Chicago Bears are Vegas’ most popular 2022 NFL bet but for wrong reason

Bettors don’t like the Chicago Bears to win many games this season

The Chicago Bears have been pummeled by analysts in the previous few months. Hot air coming from NFL prognosticators could power a balloon trip from ORD to LAS. Sports bettors are following suit in spades.

With talent depletion being seen at the wide receiver, offensive, and defensive line positions, the Chicago Bears have a long way to go to gain the public trust. Justin Fields will need to have a much better second year in order for the Bears to have a chance in most games. The challenge for Fields will be not having much help while learning a new offense under freshman NFL coordinator Luke Getsy.

Not a good formula for success this season. Bettors in Las Vegas are catching on and putting money where the public’s opinion is.
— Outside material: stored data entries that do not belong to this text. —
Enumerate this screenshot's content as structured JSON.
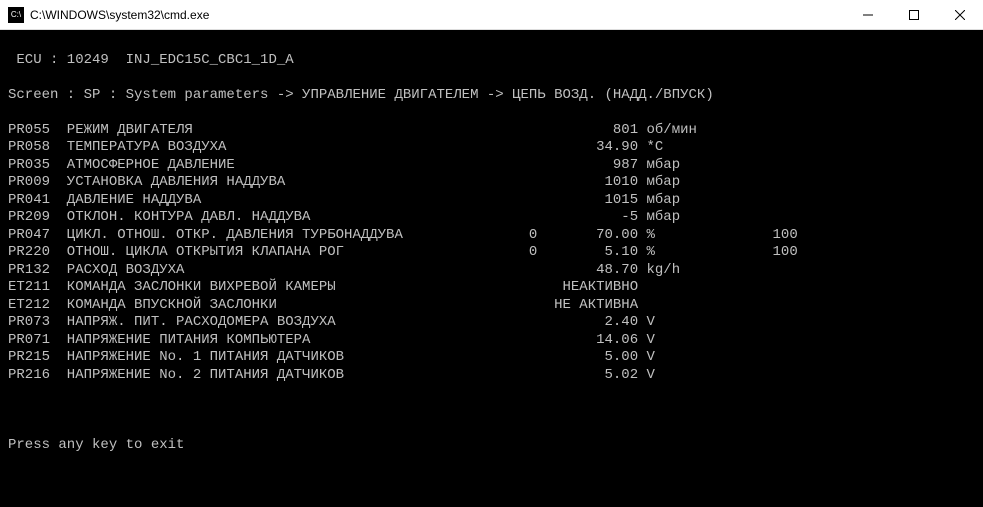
{
  "window": {
    "icon_label": "C:\\",
    "title": "C:\\WINDOWS\\system32\\cmd.exe"
  },
  "header": {
    "ecu_line": " ECU : 10249  INJ_EDC15C_CBC1_1D_A",
    "screen_line": "Screen : SP : System parameters -> УПРАВЛЕНИЕ ДВИГАТЕЛЕМ -> ЦЕПЬ ВОЗД. (НАДД./ВПУСК)"
  },
  "params": [
    {
      "code": "PR055",
      "name": "РЕЖИМ ДВИГАТЕЛЯ",
      "col3": "",
      "value": "801",
      "unit": "об/мин",
      "col6": ""
    },
    {
      "code": "PR058",
      "name": "ТЕМПЕРАТУРА ВОЗДУХА",
      "col3": "",
      "value": "34.90",
      "unit": "*C",
      "col6": ""
    },
    {
      "code": "PR035",
      "name": "АТМОСФЕРНОЕ ДАВЛЕНИЕ",
      "col3": "",
      "value": "987",
      "unit": "мбар",
      "col6": ""
    },
    {
      "code": "PR009",
      "name": "УСТАНОВКА ДАВЛЕНИЯ НАДДУВА",
      "col3": "",
      "value": "1010",
      "unit": "мбар",
      "col6": ""
    },
    {
      "code": "PR041",
      "name": "ДАВЛЕНИЕ НАДДУВА",
      "col3": "",
      "value": "1015",
      "unit": "мбар",
      "col6": ""
    },
    {
      "code": "PR209",
      "name": "ОТКЛОН. КОНТУРА ДАВЛ. НАДДУВА",
      "col3": "",
      "value": "-5",
      "unit": "мбар",
      "col6": ""
    },
    {
      "code": "PR047",
      "name": "ЦИКЛ. ОТНОШ. ОТКР. ДАВЛЕНИЯ ТУРБОНАДДУВА",
      "col3": "0",
      "value": "70.00",
      "unit": "%",
      "col6": "100"
    },
    {
      "code": "PR220",
      "name": "ОТНОШ. ЦИКЛА ОТКРЫТИЯ КЛАПАНА РОГ",
      "col3": "0",
      "value": "5.10",
      "unit": "%",
      "col6": "100"
    },
    {
      "code": "PR132",
      "name": "РАСХОД ВОЗДУХА",
      "col3": "",
      "value": "48.70",
      "unit": "kg/h",
      "col6": ""
    },
    {
      "code": "ET211",
      "name": "КОМАНДА ЗАСЛОНКИ ВИХРЕВОЙ КАМЕРЫ",
      "col3": "",
      "value": "НЕАКТИВНО",
      "unit": "",
      "col6": ""
    },
    {
      "code": "ET212",
      "name": "КОМАНДА ВПУСКНОЙ ЗАСЛОНКИ",
      "col3": "",
      "value": "НЕ АКТИВНА",
      "unit": "",
      "col6": ""
    },
    {
      "code": "PR073",
      "name": "НАПРЯЖ. ПИТ. РАСХОДОМЕРА ВОЗДУХА",
      "col3": "",
      "value": "2.40",
      "unit": "V",
      "col6": ""
    },
    {
      "code": "PR071",
      "name": "НАПРЯЖЕНИЕ ПИТАНИЯ КОМПЬЮТЕРА",
      "col3": "",
      "value": "14.06",
      "unit": "V",
      "col6": ""
    },
    {
      "code": "PR215",
      "name": "НАПРЯЖЕНИЕ No. 1 ПИТАНИЯ ДАТЧИКОВ",
      "col3": "",
      "value": "5.00",
      "unit": "V",
      "col6": ""
    },
    {
      "code": "PR216",
      "name": "НАПРЯЖЕНИЕ No. 2 ПИТАНИЯ ДАТЧИКОВ",
      "col3": "",
      "value": "5.02",
      "unit": "V",
      "col6": ""
    }
  ],
  "footer": {
    "prompt": "Press any key to exit"
  }
}
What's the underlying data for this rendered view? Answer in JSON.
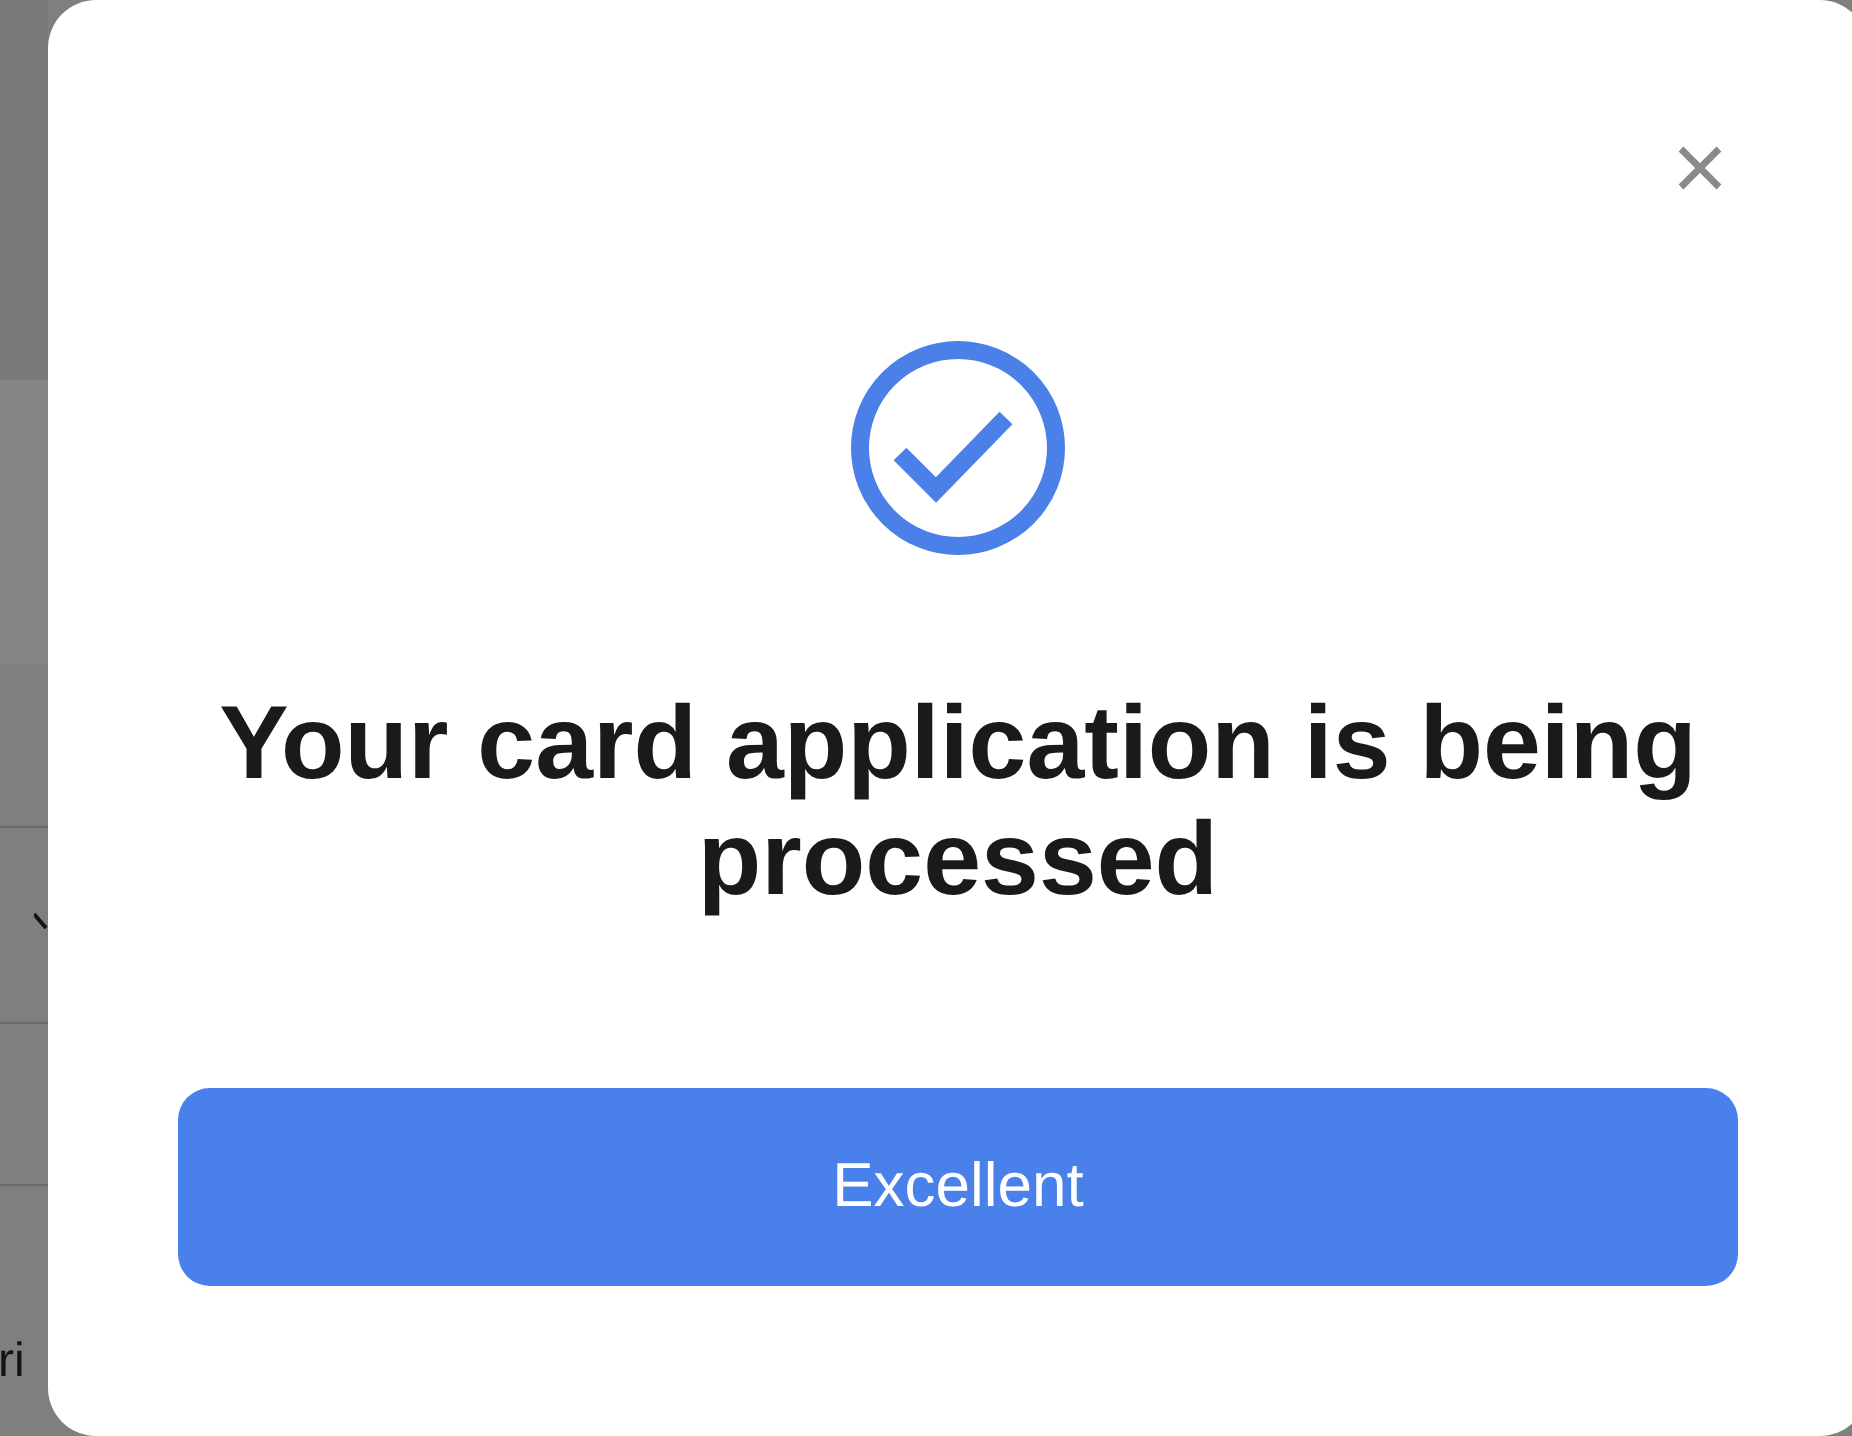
{
  "backdrop": {
    "partial_text": "ri"
  },
  "dialog": {
    "title": "Your card application is being processed",
    "button": "Excellent"
  }
}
Max Meyer wrote about the Chicago Bears betting position for Caesars Sportsbook:

Chicago’s win total opened at 6.5, with the over favored at -140 and the under at +120. While the Bears have remained at 6.5, the under now resides at -140 with the over at +120.

Not only have the Bears received the most under money among every NFL win total at Caesars Sportsbook, it’s by a rather large margin. Chicago’s under has nabbed 67% more money than the next-closest under, the Falcons (O/U 5). Besides the Falcons, the Bears have collected at least twice as much under money as any other team.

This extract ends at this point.